= Nobu and Mio Adilman =

Canadian actors and filmmakers

Nobu Adilman, far left.

Nobu Adilman and Mio Adilman are Canadian television personalities and brothers. The Adilmans have been involved in the film and television industry mostly as actors and writers.

They are the sons of entertainment writer Sid Adilman. and Toshiko Adilman, a Japanese translator. They are of Jewish background on their father's side.

Nobu Adilman worked as a writer on the Canadian television series Emily of New Moon and Cold Squad, and acted in the film Parsley Days. Together, the Adilmans also made the short films I Pie: A Love Story and Yoga, Man. In 2002, the Adilmans co-hosted the CBC Television series ZeD and then became co-hosts of the series SmartAsk that same year. Nobu Adilman at first was uncertain about working for SmartAsk, saying "it's not like Canada has a rich history of game shows," but was persuaded when he was told the Adilmans could be themselves on the show.

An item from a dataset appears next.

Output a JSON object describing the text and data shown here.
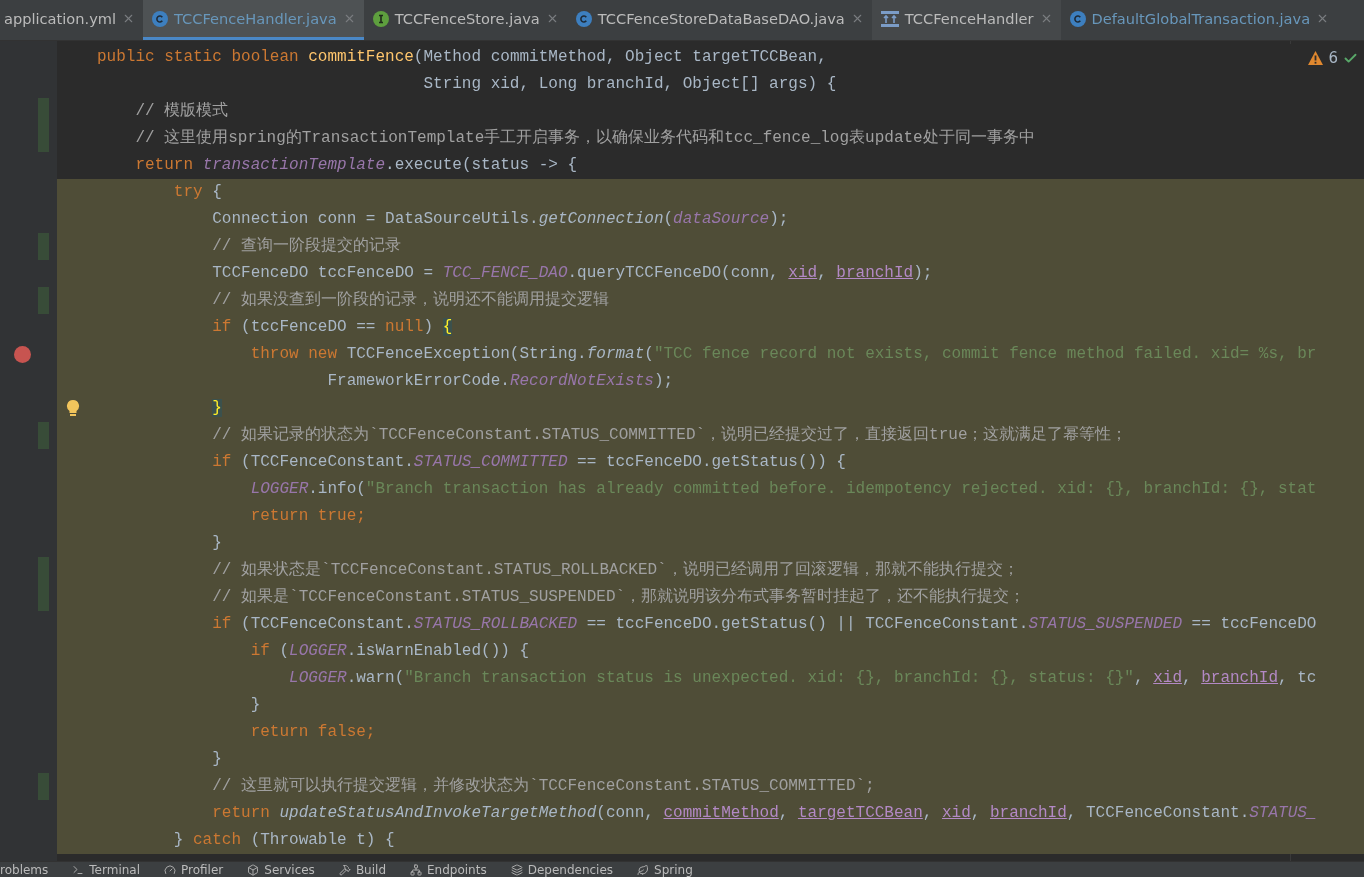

In 2004, the press noted it when the Adilmans temporarily returned to ZeD to co-host a five-hour special called Zed Uncut, which was shot live. (They were substituting for regular host Sharon Lewis). In 2005, the Adilmans appeared together in Trailer Park Boys as the fictional drug dealers Terry and Dennis. In March 2007, Nobu Adilman hosted the series Food Jammers. Mio Adilman more recently appeared in Hannibal and The Strain. Nobu Adilman is also a founding member of Toronto's Choir! Choir! Choir!